The future evolution: Reflecting on emerging forms in regional communities
I will continue to track innovation actors in the Australian innovation ecosystem through Startup Status and apply research through the Rural Economies Centre of Excellence at the University of Southern Queensland. That said, my focus will continue to shift to work with Kerry Grace and Ready Communities on regional place-based applications.
Shared workspaces and innovation collectives take different forms in regional communities. Just this week, I was speaking with a local government councillor who also manages the local food markets that acted as an incubator and hub supporting the development of food and agriculture innovators and entrepreneurs. The distinction is that those involved would unlikely use those words to describe themselves.
We have seen the rise of Country University Centres that perform many of the functions of innovation hubs for convening and connecting young people to entrepreneurial opportunities through higher education. A local chamber of commerce or economic development organisation may offer part of their office as a shared working space. Nearly all regional libraries would provide some form of coworking. A local traditional owner group or Aboriginal Corporation is involved in establishing a hub for emerging Indigenous business founders. I met with an innovation collective in New Zealand based on Māori principles that distinctly differs from anything I have seen in Australia.

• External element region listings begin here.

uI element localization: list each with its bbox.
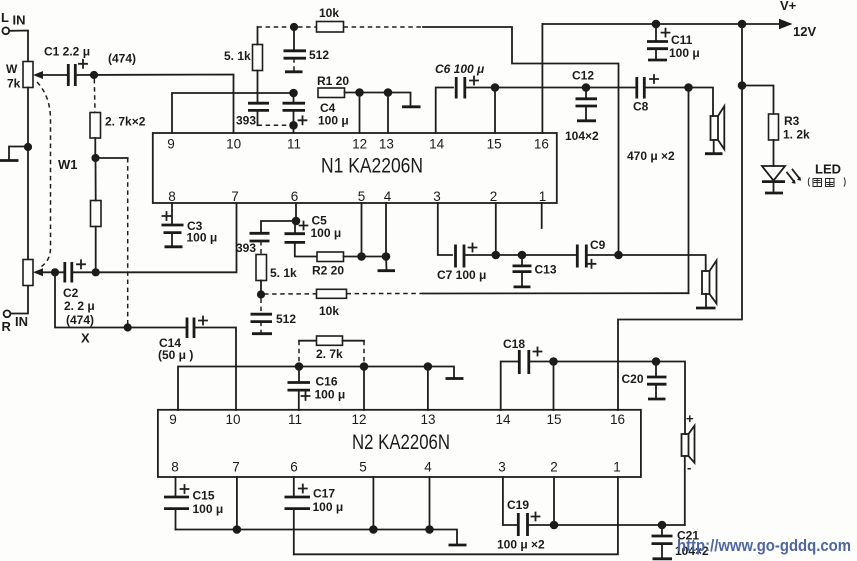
node ground tap bbox=[24, 143, 32, 151]
capacitor C1 2.2u bbox=[44, 45, 136, 87]
capacitor C5 100u bbox=[285, 214, 342, 257]
svg-text:5. 1k: 5. 1k bbox=[224, 49, 251, 63]
node pin 12 bbox=[355, 88, 364, 97]
svg-text:393: 393 bbox=[236, 241, 256, 255]
wire N1 pin 9 up and right (input bias net) bbox=[172, 93, 294, 133]
node C8 out bbox=[684, 83, 693, 92]
svg-text:LED: LED bbox=[815, 162, 841, 177]
capacitor C9 470u bbox=[577, 238, 605, 268]
svg-text:-: - bbox=[687, 460, 691, 475]
wire N2 pin 3 to C19 bbox=[503, 477, 517, 525]
capacitor C3 100u bbox=[162, 203, 218, 247]
svg-text:16: 16 bbox=[534, 137, 549, 152]
dashed C1 node to 2.7k bbox=[93, 79, 96, 113]
dashed 10k to solid feedback run bbox=[344, 26, 424, 28]
svg-text:C2: C2 bbox=[63, 286, 79, 300]
wire R IN to pot lower bbox=[10, 286, 28, 314]
potentiometer W (lower gang) bbox=[23, 260, 33, 286]
node C20 bbox=[652, 357, 661, 366]
svg-text:10k: 10k bbox=[319, 304, 339, 318]
svg-text:512: 512 bbox=[276, 312, 296, 326]
wire C7 to C9 bbox=[464, 254, 576, 256]
node pin 2 C19 bbox=[550, 521, 559, 530]
wire node right bbox=[96, 157, 128, 159]
svg-text:3: 3 bbox=[498, 460, 506, 475]
dashed 10k to solid run bbox=[347, 293, 424, 295]
svg-text:100 μ: 100 μ bbox=[315, 388, 346, 402]
svg-text:100 μ: 100 μ bbox=[193, 502, 224, 516]
dashed node to 10k lower bbox=[264, 293, 317, 295]
svg-text:1. 2k: 1. 2k bbox=[783, 128, 810, 142]
V+ rail bbox=[542, 23, 780, 25]
capacitor C2 2.2u bbox=[63, 260, 95, 327]
speaker C (N2 output) bbox=[682, 411, 695, 525]
wire X down and right to C14 bbox=[55, 272, 187, 327]
svg-text:100 μ ×2: 100 μ ×2 bbox=[497, 538, 545, 552]
node C2 out bbox=[92, 268, 100, 276]
ground (N1 input net) bbox=[402, 105, 421, 108]
ground N2 input net bbox=[446, 377, 464, 380]
svg-text:5: 5 bbox=[359, 460, 367, 475]
potentiometer W 7k (upper gang) bbox=[6, 62, 33, 91]
svg-text:8: 8 bbox=[171, 460, 179, 475]
node C9 out bbox=[614, 251, 623, 260]
svg-text:(474): (474) bbox=[108, 52, 136, 66]
resistor 2.7k x2 (upper) bbox=[90, 113, 146, 139]
speaker A (left channel) bbox=[705, 106, 724, 154]
capacitor C16 100u bbox=[288, 367, 346, 411]
svg-text:100 μ: 100 μ bbox=[187, 231, 218, 245]
svg-text:6: 6 bbox=[290, 460, 298, 475]
svg-text:IN: IN bbox=[13, 13, 26, 28]
capacitor C11 100u bbox=[647, 24, 700, 60]
node pin 7 rail bbox=[233, 525, 242, 534]
node after C1 bbox=[90, 71, 98, 79]
svg-text:C17: C17 bbox=[313, 487, 335, 501]
terminal L IN bbox=[1, 10, 26, 34]
svg-text:C19: C19 bbox=[507, 498, 529, 512]
wire N2 pin 14 to C18 bbox=[501, 362, 518, 411]
svg-text:C18: C18 bbox=[503, 337, 525, 351]
resistor 2.7k (N2) bbox=[299, 336, 364, 362]
svg-text:C8: C8 bbox=[633, 100, 649, 114]
LED (green) bbox=[762, 162, 845, 194]
speaker B (right channel of N1) bbox=[696, 261, 717, 309]
wire L IN to potentiometer W top bbox=[9, 31, 28, 62]
capacitor C13 bbox=[513, 255, 557, 287]
resistor 10k (upper feedback) bbox=[317, 6, 344, 32]
wire N1 pin 3 to C7 bbox=[438, 203, 452, 255]
wire N2 pin 15 riser bbox=[553, 362, 555, 411]
node pin 2 bbox=[492, 251, 501, 260]
svg-text:C11: C11 bbox=[671, 33, 693, 47]
node pin 13 bbox=[384, 88, 393, 97]
wire N2 pin 4 riser bbox=[429, 477, 431, 530]
svg-text:1: 1 bbox=[539, 189, 547, 204]
wire N2 bottom rail bbox=[176, 530, 458, 544]
node V+ branch bbox=[738, 20, 747, 29]
IC N1 KA2206N bbox=[153, 133, 557, 203]
capacitor C15 100u bbox=[164, 477, 223, 530]
wire 5.1k bottom lead to 393 bbox=[257, 71, 259, 103]
wire N1 pin 6 down bbox=[295, 203, 297, 221]
wire N2 pin 12 riser bbox=[363, 367, 365, 411]
wire V+ branch down to N2 pin 16 bbox=[618, 24, 742, 410]
svg-text:2. 7k×2: 2. 7k×2 bbox=[105, 115, 146, 129]
svg-text:N2 KA2206N: N2 KA2206N bbox=[352, 430, 450, 454]
wire feedback run to 10k (lower) bbox=[423, 292, 689, 294]
V+ arrowhead bbox=[779, 19, 793, 29]
capacitor C20 bbox=[622, 362, 667, 400]
wire pot W lower lead (between gangs) bbox=[27, 88, 29, 260]
node pin 6 bbox=[292, 217, 301, 226]
capacitor 393 (lower) bbox=[236, 233, 270, 255]
svg-text:2. 2 μ: 2. 2 μ bbox=[64, 299, 95, 313]
wire C9 to speaker B bbox=[586, 255, 705, 271]
node C21 bbox=[658, 521, 667, 530]
svg-text:V+: V+ bbox=[780, 0, 797, 13]
svg-text:5. 1k: 5. 1k bbox=[270, 266, 297, 280]
svg-text:512: 512 bbox=[309, 48, 329, 62]
node N2 pin 11 bbox=[295, 362, 304, 371]
IC N2 KA2206N bbox=[158, 410, 641, 477]
svg-text:6: 6 bbox=[291, 189, 299, 204]
capacitor C7 100u bbox=[437, 244, 486, 283]
wire N1 pin 14 to C6 bbox=[436, 88, 453, 134]
resistor 5.1k (lower) bbox=[256, 255, 297, 281]
wire wiper to C1 bbox=[42, 74, 68, 76]
wire C6 to C8 bbox=[465, 87, 636, 89]
svg-text:16: 16 bbox=[610, 412, 625, 427]
svg-text:7k: 7k bbox=[7, 77, 21, 91]
wire pin 5 riser bbox=[361, 203, 363, 257]
svg-text:2: 2 bbox=[490, 189, 498, 204]
svg-text:W: W bbox=[6, 62, 18, 76]
svg-text:13: 13 bbox=[420, 412, 435, 427]
resistor R1 20 bbox=[317, 74, 349, 98]
wire C19 to speaker C bottom bbox=[528, 524, 685, 526]
svg-text:15: 15 bbox=[546, 412, 561, 427]
capacitor C19 100u bbox=[497, 498, 545, 552]
node C11 bbox=[652, 20, 661, 29]
wire N2 pin 7 riser bbox=[236, 477, 238, 530]
capacitor 512 (upper) bbox=[284, 31, 330, 72]
node X wire / dashed junction bbox=[124, 323, 132, 331]
capacitor 393 (upper) bbox=[236, 103, 289, 127]
svg-text:C7 100 μ: C7 100 μ bbox=[437, 268, 486, 282]
wire pin 2 riser bbox=[495, 203, 497, 255]
svg-text:393: 393 bbox=[236, 114, 256, 128]
wire pin 12 riser bbox=[359, 93, 361, 134]
resistor 5.1k (upper) bbox=[224, 45, 263, 71]
svg-text:(50 μ ): (50 μ ) bbox=[158, 348, 193, 362]
wire C14 to N2 pin 10 bbox=[194, 328, 236, 411]
wire C1 to N1 pin 10 bbox=[75, 75, 233, 134]
wire feedback to C9 output node bbox=[423, 27, 619, 255]
svg-text:C1 2.2 μ: C1 2.2 μ bbox=[44, 45, 90, 59]
svg-text:4: 4 bbox=[384, 189, 392, 204]
node R3 branch bbox=[738, 81, 747, 90]
svg-text:(474): (474) bbox=[66, 313, 94, 327]
wire C17 bottom rail to N2 pin 1 bbox=[294, 477, 618, 554]
wire to R3 bbox=[742, 86, 774, 115]
svg-text:12: 12 bbox=[352, 137, 367, 152]
svg-text:2: 2 bbox=[550, 460, 558, 475]
node X tap bbox=[51, 268, 59, 276]
node top 10k net bbox=[290, 23, 298, 31]
svg-text:R: R bbox=[2, 319, 12, 334]
svg-text:15: 15 bbox=[487, 137, 502, 152]
svg-text:10: 10 bbox=[226, 137, 241, 152]
svg-text:11: 11 bbox=[288, 412, 302, 427]
svg-text:C16: C16 bbox=[316, 375, 338, 389]
wire pin 13 riser bbox=[387, 93, 389, 134]
wire N2 pin 5 riser bbox=[372, 477, 374, 530]
resistor R2 20 bbox=[312, 252, 344, 278]
svg-text:4: 4 bbox=[424, 460, 432, 475]
svg-text:100 μ: 100 μ bbox=[669, 46, 700, 60]
svg-text:10k: 10k bbox=[319, 6, 339, 20]
wire 5.1k to node bbox=[260, 281, 262, 292]
wire N2 pin 2 riser bbox=[553, 477, 555, 525]
node C6 out / pin 15 bbox=[491, 83, 500, 92]
node pin 5 rail bbox=[369, 525, 378, 534]
node N2 pin 12 bbox=[360, 362, 369, 371]
wire R1 to ground bbox=[345, 93, 411, 106]
terminal R IN bbox=[2, 310, 29, 334]
svg-text:14: 14 bbox=[429, 137, 445, 152]
capacitor C17 100u bbox=[285, 477, 344, 554]
svg-text:C20: C20 bbox=[622, 372, 644, 386]
svg-text:R2 20: R2 20 bbox=[312, 264, 344, 278]
node N2 pin 13 bbox=[424, 362, 433, 371]
svg-text:C15: C15 bbox=[193, 489, 215, 503]
svg-text:104×2: 104×2 bbox=[565, 129, 599, 143]
svg-text:C9: C9 bbox=[590, 238, 606, 252]
svg-text:X: X bbox=[81, 331, 90, 346]
svg-text:12V: 12V bbox=[793, 24, 816, 39]
wiper arrow of W lower bbox=[33, 268, 43, 276]
svg-text:100 μ: 100 μ bbox=[313, 500, 344, 514]
svg-text:7: 7 bbox=[231, 189, 239, 204]
ground (input common) bbox=[9, 147, 28, 160]
capacitor C6 100u bbox=[435, 62, 485, 99]
svg-text:13: 13 bbox=[379, 137, 394, 152]
node C12 top bbox=[582, 83, 591, 92]
wire node to lower 2.7k bbox=[95, 158, 97, 201]
svg-text:9: 9 bbox=[167, 137, 175, 152]
svg-text:+: + bbox=[686, 411, 694, 426]
capacitor C18 bbox=[503, 337, 542, 374]
node C4 bottom / pin 11 bbox=[289, 121, 298, 130]
node C18 out / pin 15 bbox=[549, 357, 558, 366]
capacitor 512 (lower) bbox=[251, 299, 297, 334]
svg-text:10: 10 bbox=[225, 412, 240, 427]
svg-text:100 μ: 100 μ bbox=[311, 226, 342, 240]
wire N2 pin 9 bias net bbox=[178, 367, 454, 411]
ground below pin 4 bbox=[385, 257, 388, 270]
capacitor C21 104 bbox=[652, 525, 710, 559]
svg-text:C13: C13 bbox=[535, 263, 557, 277]
wire lower 2.7k to C2 out node bbox=[95, 227, 97, 273]
wire pin 4 riser bbox=[385, 203, 387, 257]
node lower feedback bbox=[257, 290, 265, 298]
svg-text:1: 1 bbox=[613, 460, 621, 475]
wire pin 11 riser bbox=[293, 125, 295, 133]
node pin 5 bbox=[357, 252, 366, 261]
resistor R3 1.2k bbox=[769, 114, 811, 142]
node N1 pin 11 top (R1 left) bbox=[289, 89, 298, 98]
wire wiper to C2 bbox=[42, 271, 65, 273]
dashed gang coupling W1 bbox=[37, 82, 51, 268]
svg-text:C6 100 μ: C6 100 μ bbox=[435, 62, 485, 76]
svg-text:470 μ ×2: 470 μ ×2 bbox=[627, 149, 675, 163]
capacitor C12 104 bbox=[565, 69, 599, 144]
node pin 4 rail bbox=[425, 525, 434, 534]
wire N1 pin 1 stub bbox=[541, 203, 543, 228]
svg-text:L: L bbox=[1, 10, 9, 25]
ground N2 bottom rail bbox=[449, 544, 467, 547]
node 2.7k junction bbox=[91, 154, 99, 162]
svg-text:7: 7 bbox=[232, 460, 240, 475]
svg-text:14: 14 bbox=[495, 412, 511, 427]
wire 2.7k to node bbox=[94, 138, 96, 158]
dashed 393 to 5.1k lower bbox=[260, 241, 262, 255]
dashed down to X wire bbox=[127, 158, 129, 328]
svg-text:W1: W1 bbox=[58, 157, 78, 172]
svg-text:12: 12 bbox=[351, 412, 366, 427]
svg-text:8: 8 bbox=[168, 189, 176, 204]
wire pin 6 node to 393 lower bbox=[261, 221, 296, 232]
dashed 5.1k to 10k feedback (upper) bbox=[258, 26, 317, 28]
capacitor C14 50u bbox=[158, 317, 207, 363]
capacitor C8 470u bbox=[627, 75, 675, 163]
wire C8 to speaker A bbox=[644, 88, 713, 117]
svg-text:C12: C12 bbox=[572, 69, 594, 83]
wire 5.1k top lead bbox=[257, 27, 259, 45]
svg-text:2. 7k: 2. 7k bbox=[316, 347, 343, 361]
svg-text:N1 KA2206N: N1 KA2206N bbox=[321, 154, 423, 178]
svg-text:9: 9 bbox=[169, 412, 177, 427]
svg-text:11: 11 bbox=[287, 137, 301, 152]
svg-text:3: 3 bbox=[433, 189, 441, 204]
capacitor C4 100u bbox=[283, 93, 349, 128]
svg-text:R1 20: R1 20 bbox=[317, 74, 349, 88]
wiper arrow of W upper bbox=[33, 71, 43, 79]
wire C18 to speaker C top bbox=[529, 362, 685, 435]
wire N1 pin 16 riser bbox=[541, 24, 543, 133]
wire pin 15 riser bbox=[494, 88, 496, 134]
svg-text:http://www.go-gddq.com: http://www.go-gddq.com bbox=[677, 536, 851, 555]
svg-text:IN: IN bbox=[15, 314, 28, 329]
svg-text:100 μ: 100 μ bbox=[318, 114, 349, 128]
node pin 4 bbox=[382, 252, 391, 261]
resistor 10k (lower feedback) bbox=[317, 289, 347, 318]
wire C8 node down to feedback bbox=[688, 88, 690, 294]
svg-text:5: 5 bbox=[358, 189, 366, 204]
wire R3 to LED bbox=[773, 140, 775, 166]
svg-text:R3: R3 bbox=[784, 114, 800, 128]
node C13 bbox=[518, 251, 527, 260]
wire C2 to N1 pin 7 bbox=[72, 203, 237, 272]
wire N2 pin 13 riser bbox=[427, 367, 429, 411]
wire R2 to pins 5,4 bbox=[344, 256, 387, 258]
resistor 2.7k (lower of pair) bbox=[91, 201, 102, 227]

When we look past the labels, we realise the functions of regional and remote hubs and spaces are innovative and unique. Innovation and entrepreneurship are often not recognised in regional communities because it is not something they do; it is a way of being.
The rapid growth of spaces and hubs over the past decade came with challenges of inflicting metro-centric models on regional communities and extractive practices of programs taking value out of regions. Moving forward, the work is to take time to observe what is already happening, be open to new emerging forms, and ensure that value is retained in regions.
This is a collective work. Behind each data point in the graphs are people who have funded, created, managed, and used hubs and spaces over the past decade. I look forward to hearing your reflections, corrections, and challenges as we work together to support new approaches to working together in Australia.